Imagine if South Africa could bring back home some of its highly skilled, wealthy migrants. The return of skills would be a positive boost for the economy and goodness knows, we could do with the additional tax revenue.
It may sound desperate, but government should consider financial incentives, including tax breaks, and even fund some relocation costs.
Sound crazy? Maybe.
But Portugal is doing precisely this.
Between 2010 and 2015, Portugal suffered one of the worst economic crises in its history. Taxes rocketed and unemployment spiked to 17%, very high by European standards. It caused hundreds of thousands of people to pack their bags.
Now, after years of austerity and hardship, things are turning, thanks to growth in tourism and a pick up in the property sector. It’s created the opportunity to encourage inward migration.
South Africa’s current emigration data is ropey at best; there’s no more reliable proof than the anecdotal evidence that the country is going through a period of skills migration. South Africa sees waves of departures at critical inflection points in its history. This is one of those times.
The current state of the economy, the failure to clearly define a vision for a better future and a breakdown in trust between government and many of its citizens, means that a growing number of those with options elsewhere, are packing their bags.
Migration is a perfectly natural phenomenon and has been around since the beginning of time. Every generation has its problems and people make choices about their futures using the best information they have access to.
In recent decades, South Africa has seen periods of brain drain, primarily driven by political and economic uncertainty.
Portugal has seen similar waves of migration since the days that Christopher Columbus proved the world was not flat and that opportunities exist everywhere for those with the means, access and gumption to move seeking better opportunities. There was a time that Portugal worried about waves of departures to colonial domains like Angola and Mozambique. Recent migration has tended to be within the European Union.

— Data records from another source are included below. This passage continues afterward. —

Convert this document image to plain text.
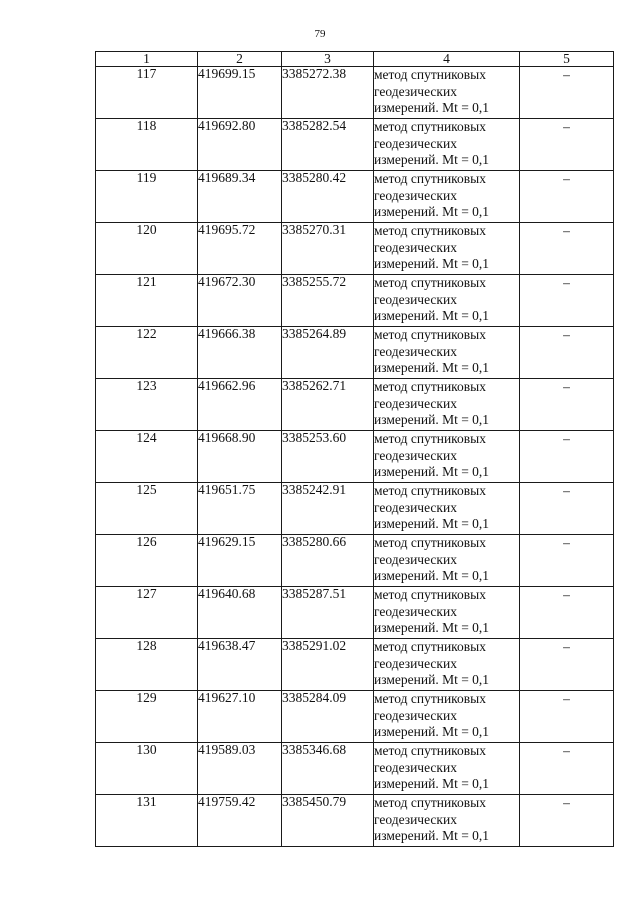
79
1	2	3	4	5
117	419699.15	3385272.38	метод спутниковых
геодезических
измерений. Mt = 0,1	–
118	419692.80	3385282.54	метод спутниковых
геодезических
измерений. Mt = 0,1	–
119	419689.34	3385280.42	метод спутниковых
геодезических
измерений. Mt = 0,1	–
120	419695.72	3385270.31	метод спутниковых
геодезических
измерений. Mt = 0,1	–
121	419672.30	3385255.72	метод спутниковых
геодезических
измерений. Mt = 0,1	–
122	419666.38	3385264.89	метод спутниковых
геодезических
измерений. Mt = 0,1	–
123	419662.96	3385262.71	метод спутниковых
геодезических
измерений. Mt = 0,1	–
124	419668.90	3385253.60	метод спутниковых
геодезических
измерений. Mt = 0,1	–
125	419651.75	3385242.91	метод спутниковых
геодезических
измерений. Mt = 0,1	–
126	419629.15	3385280.66	метод спутниковых
геодезических
измерений. Mt = 0,1	–
127	419640.68	3385287.51	метод спутниковых
геодезических
измерений. Mt = 0,1	–
128	419638.47	3385291.02	метод спутниковых
геодезических
измерений. Mt = 0,1	–
129	419627.10	3385284.09	метод спутниковых
геодезических
измерений. Mt = 0,1	–
130	419589.03	3385346.68	метод спутниковых
геодезических
измерений. Mt = 0,1	–
131	419759.42	3385450.79	метод спутниковых
геодезических
измерений. Mt = 0,1	–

Portugal has been creating incentives for some time to attract richer migrants to their country. Many wealthy South Africans have taken advantage of its golden visa scheme. Investors get residence in the European Union in return for a substantial investment in the economy. The scheme encourages individuals to invest at least €500,000 into property or create 10 jobs in Portugal.
It started in 2012 and reports suggest more than 6,000 people took advantage of this opportunity, leading to about €4 billion in investment.
But it’s not enough. And the Portuguese government is now offering incentives for its own citizens to return home.
It launched a new scheme to incentivise emigrants to return.
It’s called the Regrassar, or “return” programne.
The logic behind it is that often those who leave are those with capital and the capacity to make a positive economic contribution to the country. And now the government wants to subsidise their return.
Returning citizens are promised 50% off their income tax bills for five years. The logic being that citizens outside the country are paying no tax right now, so getting them home, generates income for the fiscus. It makes sense.
If they need a job, the Portuguese employment office will help. And they will also help families who are relocating – with everything from ensuring that professional qualifications are up to date, to travel and even furniture removals and plane tickets.
Emigrants, though, are sceptical. There is a significant trust deficit about the sustainability of the turnaround. Taxes remain high relative to other economies, wages in Northern Europe are far higher.
So, it’s a hard sell.
And for those who stayed, there is some anger that those who abandoned ship in the crisis are being paid to return. Many South Africans might have similar reservations.
But the South African government needs to think differently about incentivising skilled individuals to remain. And to provide those with the desire to return and contribute, a reason to do so beyond just the pull of home.